これを受けて、2年12月に県南県央地域の16市町を対象とした「栃木県地下水採取の届出に関する指導要領」を策定した。
5年7月には「栃木県地下水揚水施設に係る指導等に関する要綱」を策定し、対象地域を県内全域に広げるとともに一定規模以上の施設について事前協議制を導入した。その後、同要綱は8年7月に一部改正の上、現在に至っている。
一方、国は地盤沈下防止の総合的な対策を講じるため、3年に県南部地域(13市町)を含む関東平野北部を対象にした「関東平野北部地盤沈下防止等対策要綱」を策定した。
同要綱においては、本県の対象地域は、以下のように区分されている。
保全地域 |
地下水採取に係る目標量を設定し、その達成のための措置を講じる地域 |
小山市の一部、野木町、藤岡町 |
観測地域 |
観測及び調査等に関する措置を講ずる地域 |
足利市、佐野市、小山市の一部、真岡市、上三川町、南河内町、二宮町、石橋町、国分寺町、大平町、岩舟町 |
地盤沈下対策は多岐にわたることから、9年度に庁内関係各課室から構成する「地盤沈下対策検討会」を設置し、地下水利用者への地下水保全意識の啓発、観測体制の充実など連携を図りながら地盤沈下対策の推進に努めている。
(2) 対策の現状
ア 本県における対策
地盤沈下が懸念される小山市・野木町・藤岡町において、迅速な対策を図るため、地下水位及び地盤沈下の状況をテレメータシステムによりリアルタイムで観測している。14年度に小山市の小山若木観測所をテレメータ化し、5観測所(小山大谷、野木1、藤岡遊水池、野木原、小山若木)において観測した地下水位が対策水位(点検水位・節水水位)を超えた場合、「小山市・野木町・藤岡町地盤沈下防止連絡協議会(11年3月設立)」の地下水利用者に対し、点検要請・節水要請を行っている。
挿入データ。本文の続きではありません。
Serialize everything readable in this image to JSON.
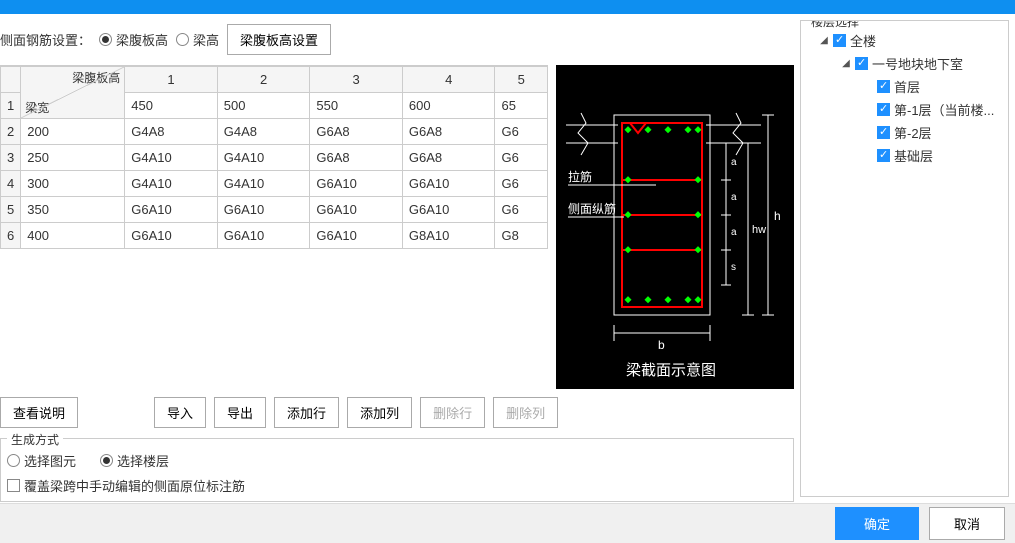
{
  "title": "",
  "settings": {
    "label": "侧面钢筋设置：",
    "option1": "梁腹板高",
    "option2": "梁高",
    "selected": 1,
    "config_btn": "梁腹板高设置"
  },
  "table": {
    "corner_top": "梁腹板高",
    "corner_bottom": "梁宽",
    "col_headers": [
      "450",
      "500",
      "550",
      "600",
      "65"
    ],
    "col_nums": [
      "1",
      "2",
      "3",
      "4",
      "5"
    ],
    "row_nums": [
      "1",
      "2",
      "3",
      "4",
      "5",
      "6"
    ],
    "row_headers": [
      "200",
      "250",
      "300",
      "350",
      "400"
    ],
    "rows": [
      [
        "G4A8",
        "G4A8",
        "G6A8",
        "G6A8",
        "G6"
      ],
      [
        "G4A10",
        "G4A10",
        "G6A8",
        "G6A8",
        "G6"
      ],
      [
        "G4A10",
        "G4A10",
        "G6A10",
        "G6A10",
        "G6"
      ],
      [
        "G6A10",
        "G6A10",
        "G6A10",
        "G6A10",
        "G6"
      ],
      [
        "G6A10",
        "G6A10",
        "G6A10",
        "G8A10",
        "G8"
      ]
    ]
  },
  "diagram": {
    "caption": "梁截面示意图",
    "label_lajin": "拉筋",
    "label_cemian": "侧面纵筋",
    "label_b": "b",
    "label_h": "h",
    "label_hw": "hw",
    "label_a": "a",
    "label_s": "s",
    "colors": {
      "beam": "#ff0000",
      "rebar": "#00ff00",
      "line": "#ffffff"
    }
  },
  "toolbar": {
    "view_desc": "查看说明",
    "import": "导入",
    "export": "导出",
    "add_row": "添加行",
    "add_col": "添加列",
    "del_row": "删除行",
    "del_col": "删除列"
  },
  "gen": {
    "legend": "生成方式",
    "opt_element": "选择图元",
    "opt_floor": "选择楼层",
    "selected": 2,
    "override_label": "覆盖梁跨中手动编辑的侧面原位标注筋"
  },
  "floors": {
    "legend": "楼层选择",
    "root": "全楼",
    "block": "一号地块地下室",
    "items": [
      "首层",
      "第-1层（当前楼...",
      "第-2层",
      "基础层"
    ]
  },
  "footer": {
    "ok": "确定",
    "cancel": "取消"
  }
}
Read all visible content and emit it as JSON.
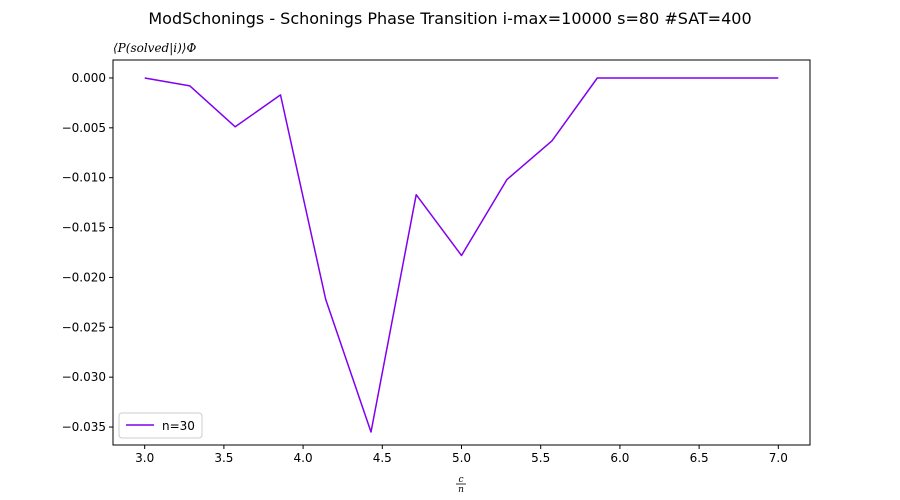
{
  "chart_data": {
    "type": "line",
    "title": "ModSchonings - Schonings Phase Transition  i-max=10000 s=80 #SAT=400",
    "ylabel": "⟨P(solved|i)⟩Φ",
    "xlabel": "c/n",
    "xlim": [
      2.8,
      7.2
    ],
    "ylim": [
      -0.0368,
      0.0018
    ],
    "xticks": [
      3.0,
      3.5,
      4.0,
      4.5,
      5.0,
      5.5,
      6.0,
      6.5,
      7.0
    ],
    "xtick_labels": [
      "3.0",
      "3.5",
      "4.0",
      "4.5",
      "5.0",
      "5.5",
      "6.0",
      "6.5",
      "7.0"
    ],
    "yticks": [
      0.0,
      -0.005,
      -0.01,
      -0.015,
      -0.02,
      -0.025,
      -0.03,
      -0.035
    ],
    "ytick_labels": [
      "0.000",
      "−0.005",
      "−0.010",
      "−0.015",
      "−0.020",
      "−0.025",
      "−0.030",
      "−0.035"
    ],
    "grid": false,
    "legend_position": "lower-left",
    "series": [
      {
        "name": "n=30",
        "color": "#8000f0",
        "x": [
          3.0,
          3.2857,
          3.5714,
          3.8571,
          4.1429,
          4.4286,
          4.7143,
          5.0,
          5.2857,
          5.5714,
          5.8571,
          6.1429,
          6.4286,
          6.7143,
          7.0
        ],
        "y": [
          0.0,
          -0.0008,
          -0.0049,
          -0.0017,
          -0.0222,
          -0.0355,
          -0.0117,
          -0.0178,
          -0.0102,
          -0.0063,
          0.0,
          0.0,
          0.0,
          0.0,
          0.0
        ]
      }
    ]
  }
}
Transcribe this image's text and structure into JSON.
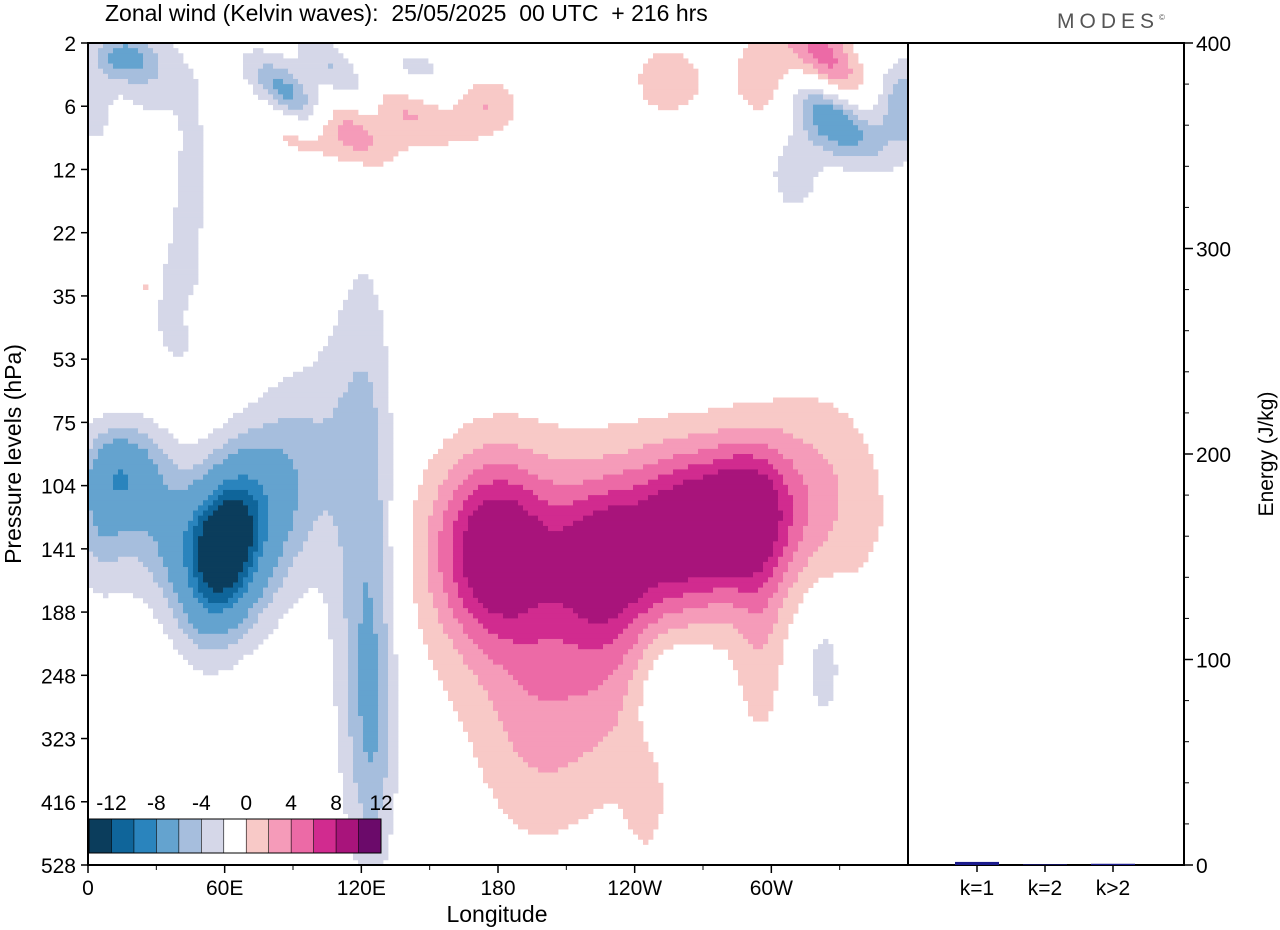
{
  "header": {
    "title": "Zonal wind (Kelvin waves):  25/05/2025  00 UTC  + 216 hrs",
    "brand": "MODES",
    "brand_mark": "©"
  },
  "chart_data": [
    {
      "type": "heatmap",
      "title": "Zonal wind (Kelvin waves):  25/05/2025  00 UTC  + 216 hrs",
      "xlabel": "Longitude",
      "ylabel": "Pressure levels (hPa)",
      "x_ticks": [
        "0",
        "60E",
        "120E",
        "180",
        "120W",
        "60W"
      ],
      "x_tick_values": [
        0,
        60,
        120,
        180,
        240,
        300
      ],
      "xlim": [
        0,
        360
      ],
      "y_ticks": [
        "2",
        "6",
        "12",
        "22",
        "35",
        "53",
        "75",
        "104",
        "141",
        "188",
        "248",
        "323",
        "416",
        "528"
      ],
      "y_scale": "pressure levels (top 2 hPa, bottom 528 hPa)",
      "colorbar": {
        "labels": [
          "-12",
          "-8",
          "-4",
          "0",
          "4",
          "8",
          "12"
        ],
        "colors": [
          "#0b3d5c",
          "#0f659a",
          "#2a84bd",
          "#64a3cf",
          "#a6bedd",
          "#d5d7e8",
          "#ffffff",
          "#f8c9c7",
          "#f59bb9",
          "#ec6aa6",
          "#d12b8f",
          "#a8147b",
          "#6b0a6a"
        ]
      },
      "features": [
        {
          "label": "negative max",
          "approx_lon": 60,
          "approx_level_hPa": 141,
          "approx_value": -14
        },
        {
          "label": "positive max",
          "approx_lon": 178,
          "approx_level_hPa": 141,
          "approx_value": 10
        },
        {
          "label": "positive max",
          "approx_lon": 262,
          "approx_level_hPa": 141,
          "approx_value": 10
        },
        {
          "label": "positive max",
          "approx_lon": 290,
          "approx_level_hPa": 104,
          "approx_value": 9
        }
      ]
    },
    {
      "type": "bar",
      "categories": [
        "k=1",
        "k=2",
        "k>2"
      ],
      "values": [
        1.5,
        0.3,
        0.6
      ],
      "ylabel": "Energy (J/kg)",
      "ylim": [
        0,
        400
      ],
      "y_ticks": [
        "0",
        "100",
        "200",
        "300",
        "400"
      ],
      "bar_color": "#1a1a8c"
    }
  ]
}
(図2−3−3)
14年度は節水等の要請は行わなかった。
県民の生活水準の向上や産業の進展に大きく貢献している貴重な水資源である地下水を、将来にわたり有効かつ適切に保全、利用するため、「栃木県地下水揚水施設に係る指導等に関する要綱」に基づき、県内全域を3地域に分割し、揚水機の規模に応じて届出を提出させ、地下水の採取量、揚水機の規模など、適正な施設となるよう指導している。
特に、同要綱のA地域においては、大規模地下水採取者に対して、事前協議制度により、節水や代替水源への転換等の指導を行っている。
図2−3−3 地盤沈下の情報提供のフロー(概要)

イ 国における対策
関東経済産業局は「栃木県佐野・岩舟・大平地域工業用水使用合理化指導事業」を実施し、県及び対象市町と連携し、水使用の合理化を推進・指導することにより、工業用地下水の使用量の削減を図っている。
国土交通省は、関東平野北部の地盤沈下防止対策を推進するため、国及び関係各県等で構成する「関東平野北部地盤沈下防止等対策要綱推進協議会」を設置しており、同要綱の見直しに向け検討している。
環境省は、学識経験者・本県を含む関係行政機関から構成する「関東平野北部地盤沈下防止等対策検討会」を設置し、同要綱の見直しに向けて提言を行うため、地域指定の変更や渇水時の体制等について検討を行った。